Perthes in Portsmouth: 27 years of experience

Laura Beddard, Robert Richards

Queen Alexandra Hospital

Various factors have been proposed to influence outcome in Perthes. Choosing which patients to operate on, and when can be a challenge.
We present a prospective cohort study aiming to identify correlation between timing of surgical treatment and outcome.

Prospective data was collected from a single centre between 28/11/1994 and 23/12/2021. Demographics, radiographic parameters, and surgical intervention were recorded on a database. Radiographic parameters recorded were Herring and Catterall grading at presentation, maximum fragmentation (Waldenstrom stage II) and Stulberg grade at skeletal maturity.

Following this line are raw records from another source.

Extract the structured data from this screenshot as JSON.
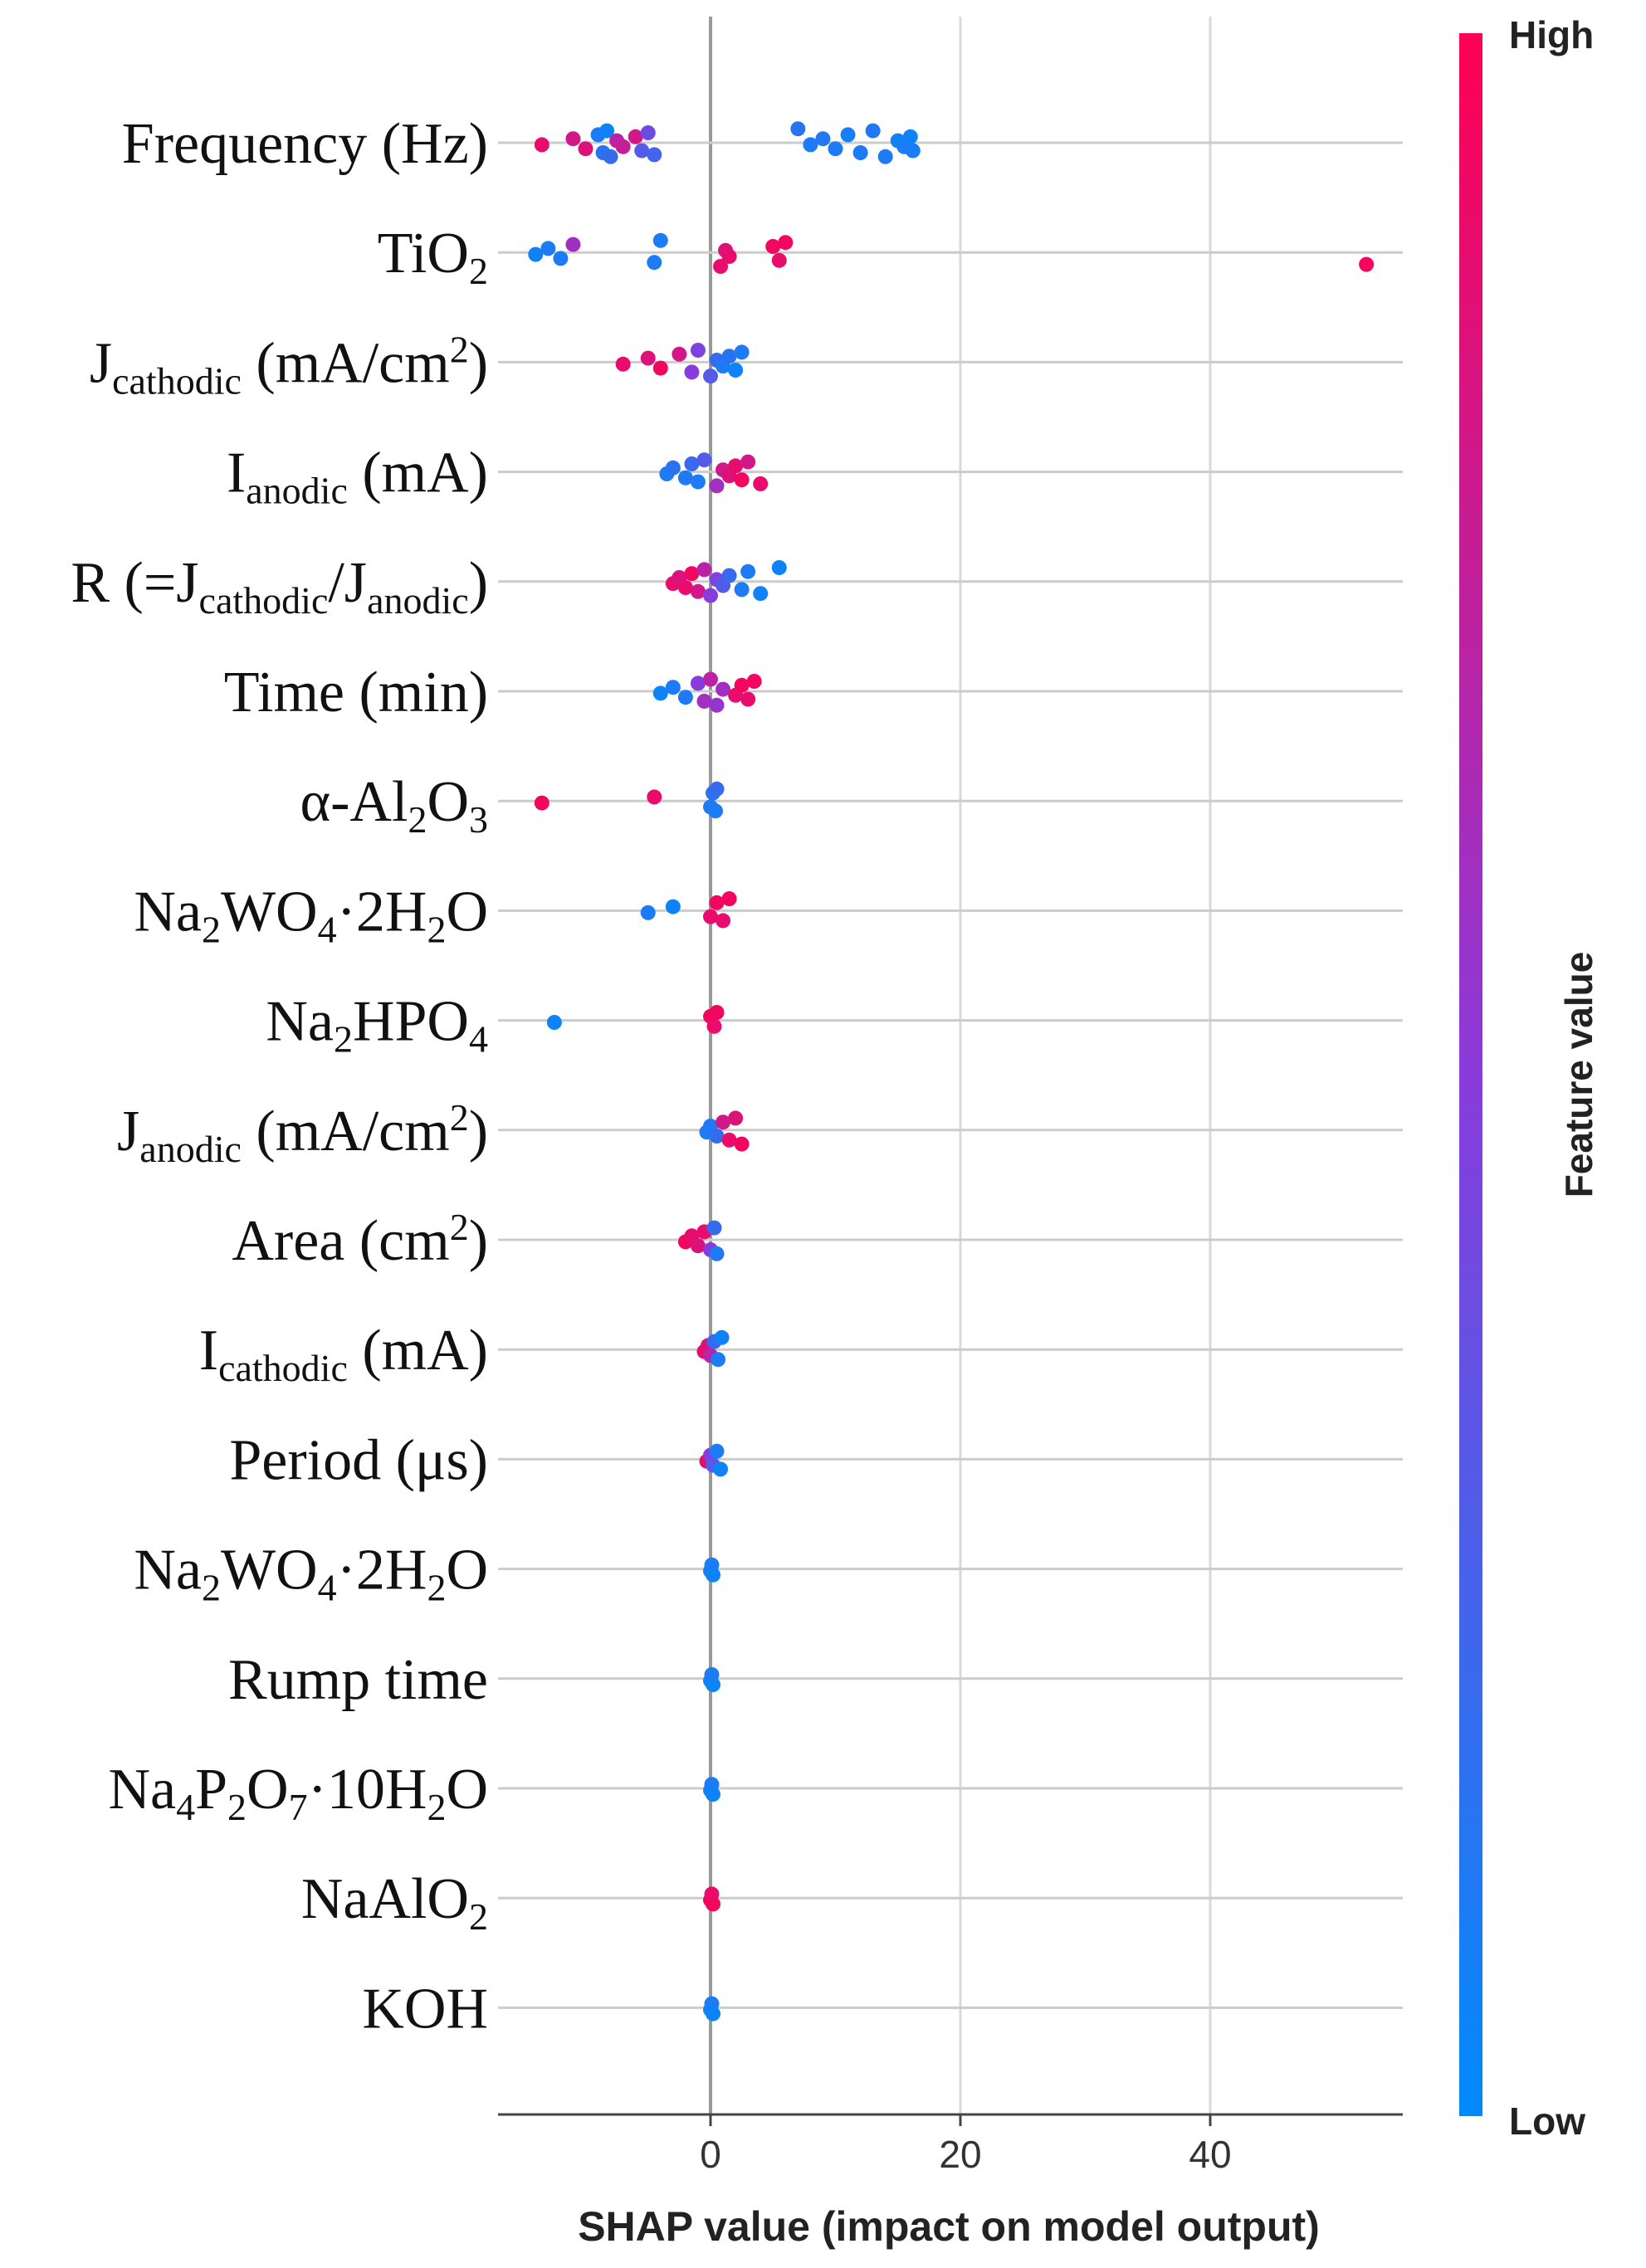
{
  "chart_data": {
    "type": "scatter",
    "subtype": "shap-beeswarm",
    "xlabel": "SHAP value (impact on model output)",
    "xlim": [
      -17,
      55
    ],
    "xticks": [
      0,
      20,
      40
    ],
    "colorbar": {
      "label": "Feature value",
      "high_label": "High",
      "low_label": "Low",
      "high_color": "#ff0052",
      "low_color": "#008bfb"
    },
    "features": [
      {
        "label": [
          [
            "Frequency (Hz)",
            ""
          ]
        ],
        "points": [
          [
            -13.5,
            0.9
          ],
          [
            -11,
            0.8
          ],
          [
            -10,
            0.85
          ],
          [
            -9,
            0.1
          ],
          [
            -8.6,
            0.15
          ],
          [
            -8.3,
            0.05
          ],
          [
            -8,
            0.2
          ],
          [
            -7.5,
            0.7
          ],
          [
            -7,
            0.75
          ],
          [
            -6,
            0.8
          ],
          [
            -5.5,
            0.3
          ],
          [
            -5,
            0.4
          ],
          [
            -4.5,
            0.25
          ],
          [
            7,
            0.15
          ],
          [
            8,
            0.1
          ],
          [
            9,
            0.12
          ],
          [
            10,
            0.1
          ],
          [
            11,
            0.08
          ],
          [
            12,
            0.1
          ],
          [
            13,
            0.12
          ],
          [
            14,
            0.1
          ],
          [
            15,
            0.05
          ],
          [
            15.5,
            0.1
          ],
          [
            16,
            0.05
          ],
          [
            16.2,
            0.08
          ]
        ]
      },
      {
        "label": [
          [
            "TiO",
            ""
          ],
          [
            "2",
            "sub"
          ]
        ],
        "points": [
          [
            -14,
            0.05
          ],
          [
            -13,
            0.1
          ],
          [
            -12,
            0.1
          ],
          [
            -11,
            0.6
          ],
          [
            -4.5,
            0.1
          ],
          [
            -4,
            0.1
          ],
          [
            0.8,
            0.9
          ],
          [
            1.2,
            0.85
          ],
          [
            1.5,
            0.9
          ],
          [
            5,
            0.95
          ],
          [
            5.5,
            0.9
          ],
          [
            6,
            0.95
          ],
          [
            52.5,
            0.95
          ]
        ]
      },
      {
        "label": [
          [
            "J",
            ""
          ],
          [
            "cathodic",
            "sub"
          ],
          [
            " (mA/cm",
            ""
          ],
          [
            "2",
            "sup"
          ],
          [
            ")",
            ""
          ]
        ],
        "points": [
          [
            -7,
            0.9
          ],
          [
            -5,
            0.85
          ],
          [
            -4,
            0.95
          ],
          [
            -2.5,
            0.8
          ],
          [
            -1.5,
            0.5
          ],
          [
            -1,
            0.45
          ],
          [
            0,
            0.3
          ],
          [
            0.5,
            0.2
          ],
          [
            1,
            0.1
          ],
          [
            1.5,
            0.15
          ],
          [
            2,
            0.05
          ],
          [
            2.5,
            0.1
          ]
        ]
      },
      {
        "label": [
          [
            "I",
            ""
          ],
          [
            "anodic",
            "sub"
          ],
          [
            " (mA)",
            ""
          ]
        ],
        "points": [
          [
            -3.5,
            0.1
          ],
          [
            -3,
            0.15
          ],
          [
            -2,
            0.1
          ],
          [
            -1.5,
            0.2
          ],
          [
            -1,
            0.1
          ],
          [
            -0.5,
            0.3
          ],
          [
            0.5,
            0.6
          ],
          [
            1,
            0.8
          ],
          [
            1.5,
            0.85
          ],
          [
            2,
            0.9
          ],
          [
            2.5,
            0.95
          ],
          [
            3,
            0.8
          ],
          [
            4,
            0.9
          ]
        ]
      },
      {
        "label": [
          [
            "R (=J",
            ""
          ],
          [
            "cathodic",
            "sub"
          ],
          [
            "/J",
            ""
          ],
          [
            "anodic",
            "sub"
          ],
          [
            ")",
            ""
          ]
        ],
        "points": [
          [
            -3,
            0.9
          ],
          [
            -2.5,
            0.85
          ],
          [
            -2,
            0.9
          ],
          [
            -1.5,
            0.95
          ],
          [
            -1,
            0.8
          ],
          [
            -0.5,
            0.7
          ],
          [
            0,
            0.5
          ],
          [
            0.5,
            0.45
          ],
          [
            1,
            0.3
          ],
          [
            1.5,
            0.2
          ],
          [
            2.5,
            0.1
          ],
          [
            3,
            0.1
          ],
          [
            4,
            0.05
          ],
          [
            5.5,
            0.05
          ]
        ]
      },
      {
        "label": [
          [
            "Time  (min)",
            ""
          ]
        ],
        "points": [
          [
            -4,
            0.05
          ],
          [
            -3,
            0.1
          ],
          [
            -2,
            0.1
          ],
          [
            -1,
            0.5
          ],
          [
            -0.5,
            0.6
          ],
          [
            0,
            0.7
          ],
          [
            0.5,
            0.55
          ],
          [
            1,
            0.6
          ],
          [
            2,
            0.9
          ],
          [
            2.5,
            0.95
          ],
          [
            3,
            0.9
          ],
          [
            3.5,
            0.95
          ]
        ]
      },
      {
        "label": [
          [
            "α-Al",
            ""
          ],
          [
            "2",
            "sub"
          ],
          [
            "O",
            ""
          ],
          [
            "3",
            "sub"
          ]
        ],
        "points": [
          [
            -13.5,
            0.95
          ],
          [
            -4.5,
            0.9
          ],
          [
            0,
            0.1
          ],
          [
            0.2,
            0.15
          ],
          [
            0.4,
            0.1
          ],
          [
            0.5,
            0.2
          ]
        ]
      },
      {
        "label": [
          [
            "Na",
            ""
          ],
          [
            "2",
            "sub"
          ],
          [
            "WO",
            ""
          ],
          [
            "4",
            "sub"
          ],
          [
            "·2H",
            ""
          ],
          [
            "2",
            "sub"
          ],
          [
            "O",
            ""
          ]
        ],
        "points": [
          [
            -5,
            0.1
          ],
          [
            -3,
            0.05
          ],
          [
            0,
            0.9
          ],
          [
            0.5,
            0.95
          ],
          [
            1,
            0.9
          ],
          [
            1.5,
            0.95
          ]
        ]
      },
      {
        "label": [
          [
            "Na",
            ""
          ],
          [
            "2",
            "sub"
          ],
          [
            "HPO",
            ""
          ],
          [
            "4",
            "sub"
          ]
        ],
        "points": [
          [
            -12.5,
            0.05
          ],
          [
            0,
            0.95
          ],
          [
            0.3,
            0.9
          ],
          [
            0.5,
            0.95
          ]
        ]
      },
      {
        "label": [
          [
            "J",
            ""
          ],
          [
            "anodic",
            "sub"
          ],
          [
            " (mA/cm",
            ""
          ],
          [
            "2",
            "sup"
          ],
          [
            ")",
            ""
          ]
        ],
        "points": [
          [
            -0.3,
            0.1
          ],
          [
            0,
            0.1
          ],
          [
            0.5,
            0.2
          ],
          [
            1,
            0.8
          ],
          [
            1.5,
            0.9
          ],
          [
            2,
            0.85
          ],
          [
            2.5,
            0.95
          ]
        ]
      },
      {
        "label": [
          [
            "Area (cm",
            ""
          ],
          [
            "2",
            "sup"
          ],
          [
            ")",
            ""
          ]
        ],
        "points": [
          [
            -2,
            0.95
          ],
          [
            -1.5,
            0.9
          ],
          [
            -1,
            0.85
          ],
          [
            -0.5,
            0.9
          ],
          [
            0,
            0.5
          ],
          [
            0.3,
            0.2
          ],
          [
            0.5,
            0.1
          ]
        ]
      },
      {
        "label": [
          [
            "I",
            ""
          ],
          [
            "cathodic",
            "sub"
          ],
          [
            " (mA)",
            ""
          ]
        ],
        "points": [
          [
            -0.5,
            0.9
          ],
          [
            -0.2,
            0.85
          ],
          [
            0,
            0.7
          ],
          [
            0.3,
            0.2
          ],
          [
            0.6,
            0.1
          ],
          [
            0.9,
            0.05
          ]
        ]
      },
      {
        "label": [
          [
            "Period (μs)",
            ""
          ]
        ],
        "points": [
          [
            -0.3,
            0.9
          ],
          [
            0,
            0.5
          ],
          [
            0.2,
            0.3
          ],
          [
            0.5,
            0.1
          ],
          [
            0.8,
            0.05
          ]
        ]
      },
      {
        "label": [
          [
            "Na",
            ""
          ],
          [
            "2",
            "sub"
          ],
          [
            "WO",
            ""
          ],
          [
            "4",
            "sub"
          ],
          [
            "·2H",
            ""
          ],
          [
            "2",
            "sub"
          ],
          [
            "O",
            ""
          ]
        ],
        "points": [
          [
            0,
            0.05
          ],
          [
            0.1,
            0.1
          ],
          [
            0.2,
            0.05
          ]
        ]
      },
      {
        "label": [
          [
            "Rump time",
            ""
          ]
        ],
        "points": [
          [
            0,
            0.05
          ],
          [
            0.1,
            0.1
          ],
          [
            0.2,
            0.05
          ]
        ]
      },
      {
        "label": [
          [
            "Na",
            ""
          ],
          [
            "4",
            "sub"
          ],
          [
            "P",
            ""
          ],
          [
            "2",
            "sub"
          ],
          [
            "O",
            ""
          ],
          [
            "7",
            "sub"
          ],
          [
            "·10H",
            ""
          ],
          [
            "2",
            "sub"
          ],
          [
            "O",
            ""
          ]
        ],
        "points": [
          [
            0,
            0.05
          ],
          [
            0.1,
            0.1
          ],
          [
            0.2,
            0.05
          ]
        ]
      },
      {
        "label": [
          [
            "NaAlO",
            ""
          ],
          [
            "2",
            "sub"
          ]
        ],
        "points": [
          [
            0,
            0.95
          ],
          [
            0.1,
            0.9
          ],
          [
            0.2,
            0.95
          ]
        ]
      },
      {
        "label": [
          [
            "KOH",
            ""
          ]
        ],
        "points": [
          [
            0,
            0.05
          ],
          [
            0.1,
            0.1
          ],
          [
            0.2,
            0.05
          ]
        ]
      }
    ]
  }
}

105 cases of Perthes were diagnosed in 99 patients. 66 hips have been followed up to maturity, 31 remain under review. The remaining 8 cases had incomplete data.
Children complained of symptoms at a median age of 4 years 8 months and were diagnosed on average 2 months later. The median time from the onset of symptoms to Waldenstrom stage II was 10 months.
32 hips (48%) underwent 52 open procedures. The mean time from symptoms to surgery was 18.4 months. The choice of operative intervention varied with age.
Four hips (12.5%) underwent surgery prior to reaching maximal fragmentation, 5 (16%) underwent surgery within the same month and 23 (72%) underwent surgery after this.
Stulberg grade tended to be higher in hips that underwent surgery after maximal fragmentation, although this was not statistically significant (p=0.35).

Earlier surgery is likely to lead to better radiological outcomes. Understanding timing between symptoms and maximal fragmentation helps plan follow up and intervention to achieve best outcomes.